The auxiliar current electrode used, consisting of 4 copper rods connected in parallel and spaced approximately 2 meters apart, was installed at a distance of about 100 meters from the substation perimeter fence (green dot). In Figure 7, the position of the auxiliary current electrode is shown as a blue dot. To measure the substation grounding resistance, an auxiliary voltage electrode was used, consisting of a rod driven into the ground at an approximate distance of 40 meters from the substation perimeter fence, in the direction of the current electrode.

Based on the technical data of the grounding electrode shown in the right panel of Figure 7, it is easy to calculate and $k_{\rho }=0.00787$Ω/Ωm and $k_c(x)$, along the yellow line shown in Figure 7, to finally evaluate $k_m(x)$ according to (7). For this final step, D₁=271 m, and D₂ will take two values, 271 meters and 211 meters from the auxiliary electrode, since the coordinate origin on the ground is the point (X0 = 35 m, Y0 = 0). With respect to this coordinate origin, the potential probe is located at the point with coordinates (X_p = 35 m, Y_o = 211 m, Z_p = 0).

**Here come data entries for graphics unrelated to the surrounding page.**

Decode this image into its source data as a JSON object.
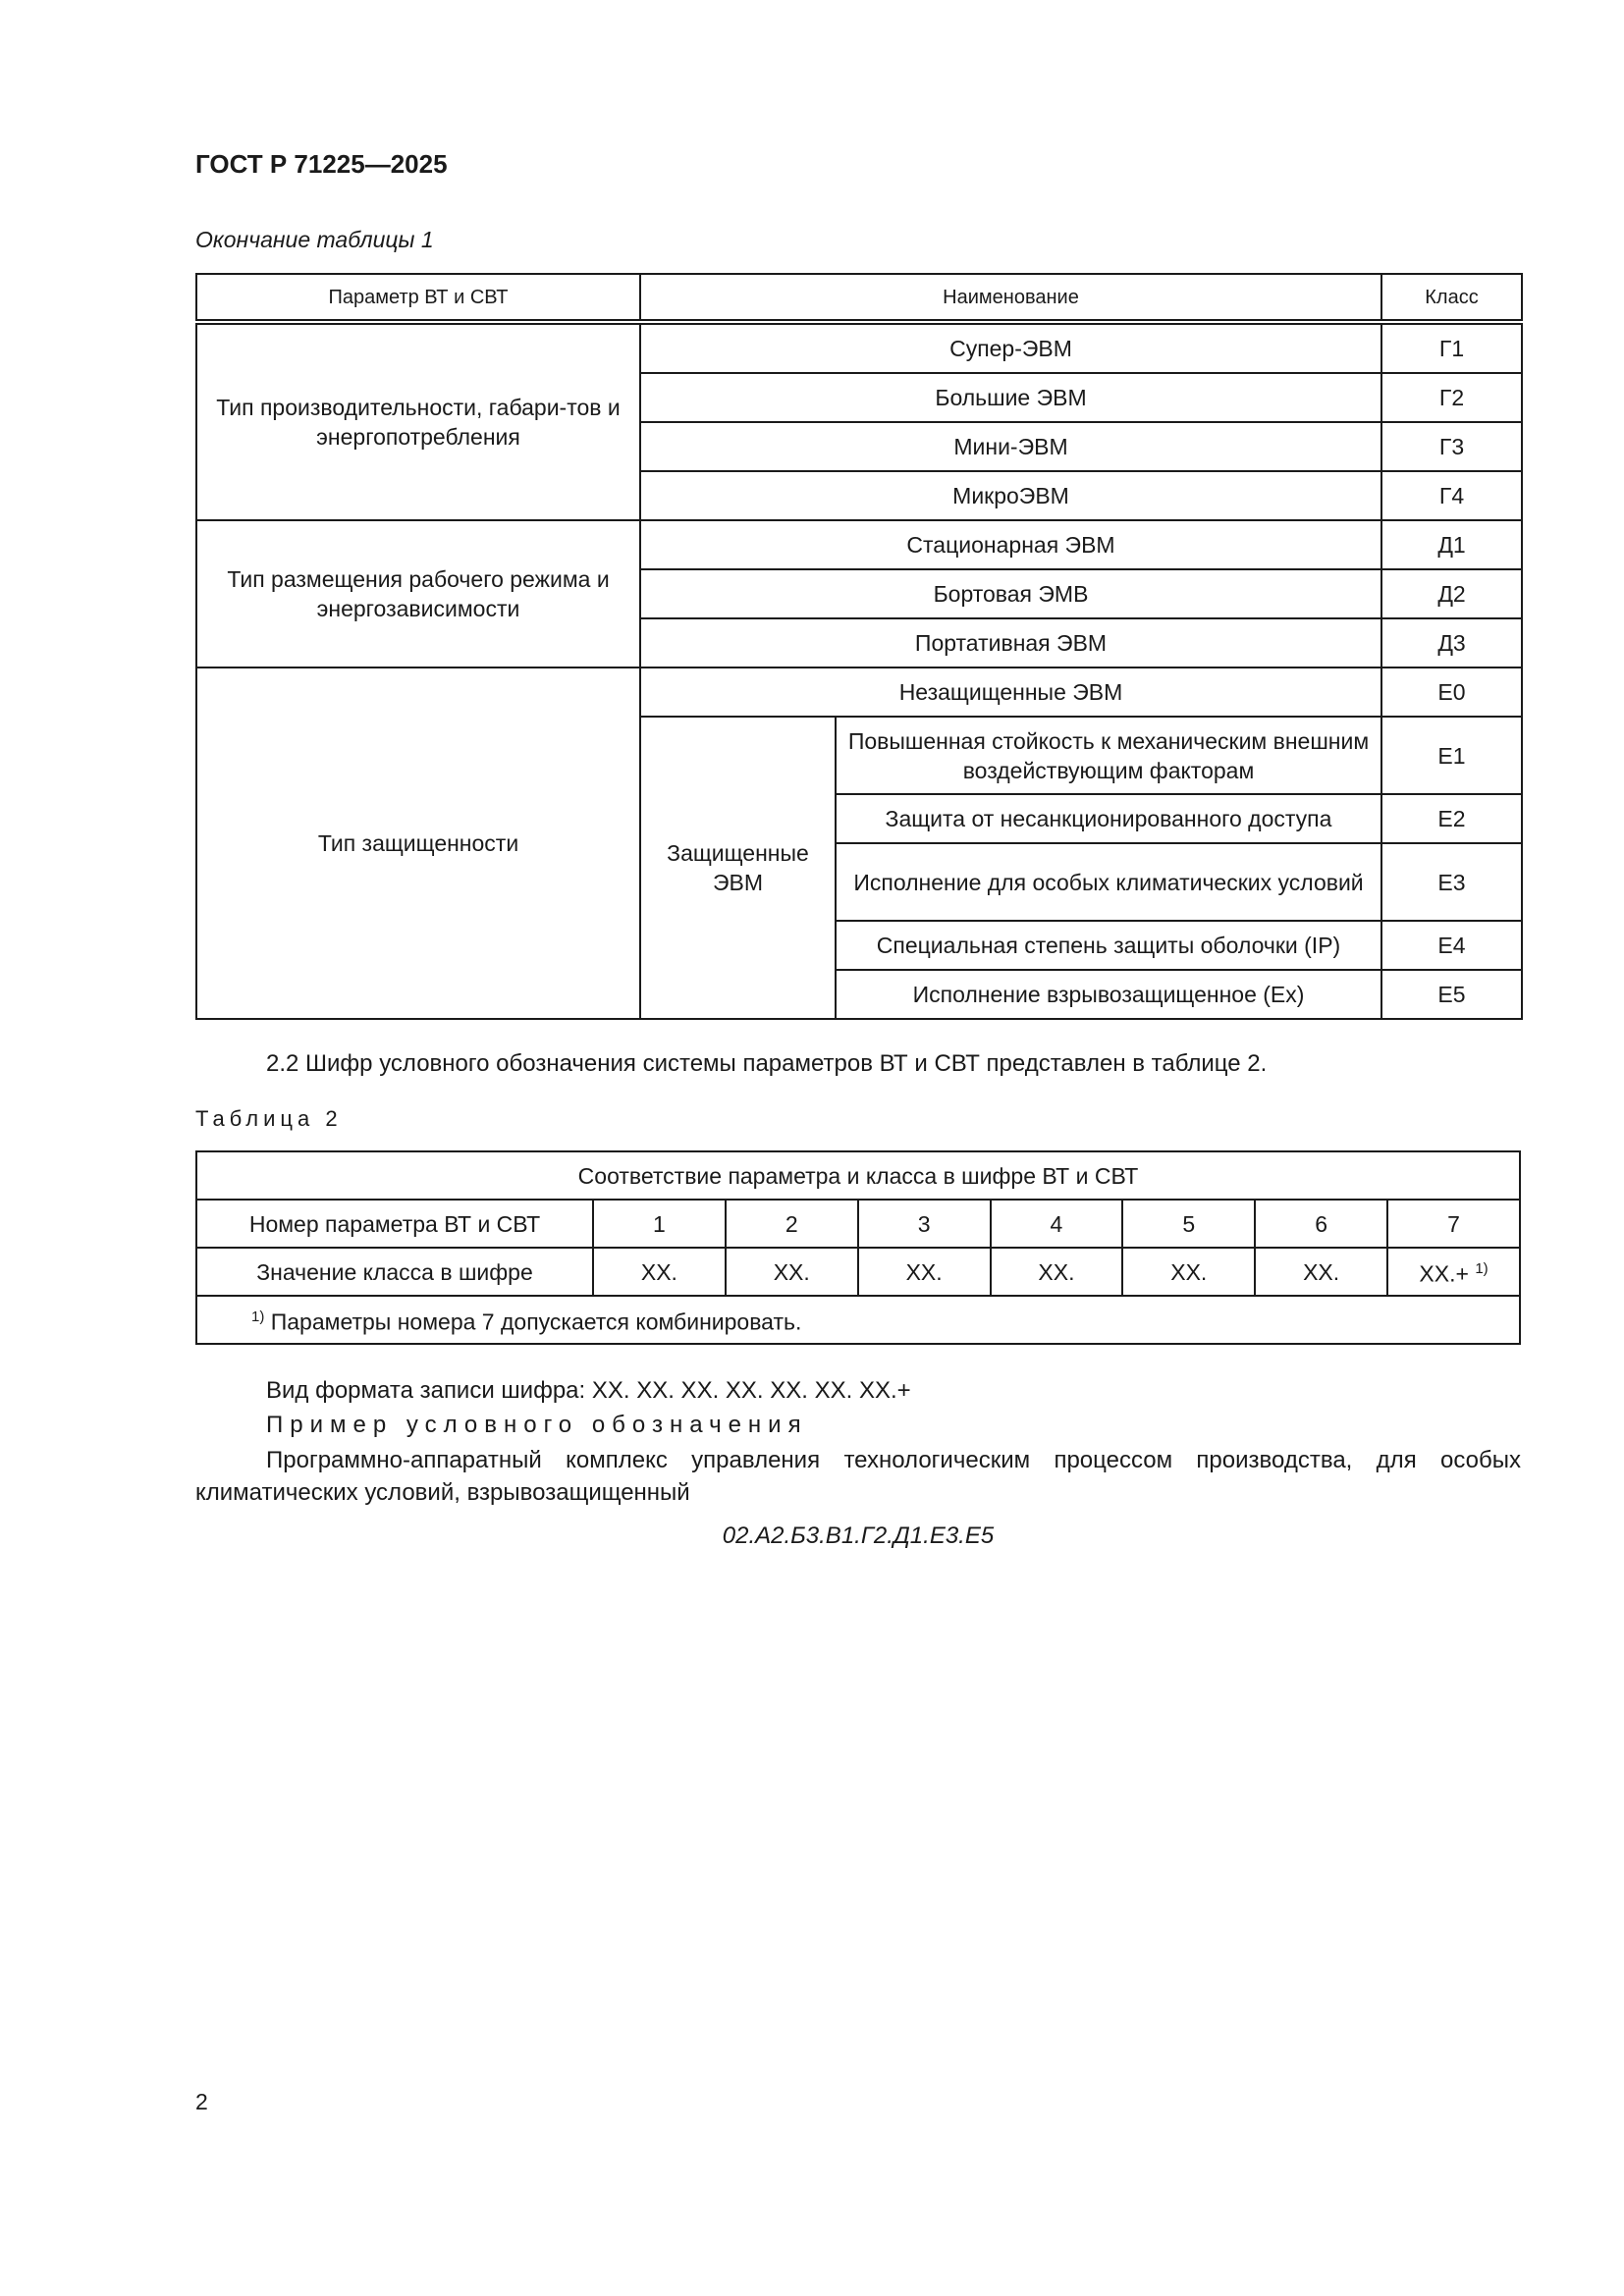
{
  "header": {
    "doc_code": "ГОСТ Р 71225—2025"
  },
  "table1": {
    "caption": "Окончание таблицы 1",
    "headers": [
      "Параметр ВТ и СВТ",
      "Наименование",
      "Класс"
    ],
    "groups": [
      {
        "param": "Тип производительности, габари-тов и энергопотребления",
        "rows": [
          {
            "name": "Супер-ЭВМ",
            "class": "Г1"
          },
          {
            "name": "Большие ЭВМ",
            "class": "Г2"
          },
          {
            "name": "Мини-ЭВМ",
            "class": "Г3"
          },
          {
            "name": "МикроЭВМ",
            "class": "Г4"
          }
        ]
      },
      {
        "param": "Тип размещения рабочего режима и энергозависимости",
        "rows": [
          {
            "name": "Стационарная ЭВМ",
            "class": "Д1"
          },
          {
            "name": "Бортовая ЭМВ",
            "class": "Д2"
          },
          {
            "name": "Портативная ЭВМ",
            "class": "Д3"
          }
        ]
      },
      {
        "param": "Тип защищенности",
        "unprotected": {
          "name": "Незащищенные ЭВМ",
          "class": "Е0"
        },
        "subgroup": "Защищенные ЭВМ",
        "rows": [
          {
            "name": "Повышенная стойкость к механическим внешним воздействующим факторам",
            "class": "Е1"
          },
          {
            "name": "Защита от несанкционированного доступа",
            "class": "Е2"
          },
          {
            "name": "Исполнение для особых климатических условий",
            "class": "Е3"
          },
          {
            "name": "Специальная степень защиты оболочки (IP)",
            "class": "Е4"
          },
          {
            "name": "Исполнение взрывозащищенное (Ех)",
            "class": "Е5"
          }
        ]
      }
    ]
  },
  "para_2_2": "2.2 Шифр условного обозначения системы параметров ВТ и СВТ представлен в таблице 2.",
  "table2": {
    "caption": "Таблица 2",
    "title": "Соответствие параметра и класса в шифре ВТ и СВТ",
    "row1_label": "Номер параметра ВТ и СВТ",
    "numbers": [
      "1",
      "2",
      "3",
      "4",
      "5",
      "6",
      "7"
    ],
    "row2_label": "Значение класса в шифре",
    "values": [
      "ХХ.",
      "ХХ.",
      "ХХ.",
      "ХХ.",
      "ХХ.",
      "ХХ.",
      "ХХ.+"
    ],
    "footnote_mark": "1)",
    "footnote": "Параметры номера 7 допускается комбинировать."
  },
  "format_line": "Вид формата записи шифра: ХХ. ХХ. ХХ. ХХ. ХХ. ХХ. ХХ.+",
  "example_heading": "Пример условного обозначения",
  "example_desc": "Программно-аппаратный комплекс управления технологическим процессом производства, для особых климатических условий, взрывозащищенный",
  "example_code": "02.А2.Б3.В1.Г2.Д1.Е3.Е5",
  "page_number": "2"
}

Figure 8 shows the results of the analysis. The solid blue line represents, as in previous examples, the field measurement values of the electrode resistance using the FOPM $R_G^{meas}(x)$. These values are expressed as unit resistance, knowing that the estimated soil resistivity is ρ= 59.5 Ωm. The solid red and beige lines represent the corrected values of $R_G^{meas}(x)$ using the correction coefficient k_m evaluated with D2 = 211 m and D2 = 271 m, respectively and D1=271 m, according to (7). Finally, the magenta dashed line shows the average of both corrections, corresponding to the estimated resistance of the electrode. The figure also shows the value measured by the potential probe 40 meters from the perimeter fence, which corresponds to a distance of 211 m from the coordinate origin. As can be seen in the figure, the estimated value for the grounding resistance, obtained by correcting the field-measured values at any distance from the potential probe, is constant and has a value of R_G= 0.007875 Ω, in full agreement with the theoretical value associated with the electrode.

4. Conclusions

Field measurement of the grounding resistance of large electrodes presents practical problems that are not easily solved. The commonly used three-pin method requires that the return electrode be sufficiently separated from the electrode to be measured so that it can be considered a current point, and the well-known 62% rule can be applied. Otherwise, the potential provided by the three-pin arrangement must be properly corrected. This paper proposes a simple method to correct the reading obtained from the direct measurement to obtain the actual grounding resistance. However, the value given by the method may not correspond to the theoretical value of the electrode due to various causes such as deterioration or interconnection with other groundings. In any case, the value given by the correction to the field measurements provides the correct value that would be obtained by applying the fall-of-potential method to a three-pin scheme with the auxiliary current electrode sufficiently far away, if this could be carried out. Such an auxiliary current electrode can be located at a relatively close distance to the electrode to be measured and the potential probe can be placed at any intermediate distance. The only requirement is that the electrode is known in all its physical characteristics as well as its location in the ground with known resistivity.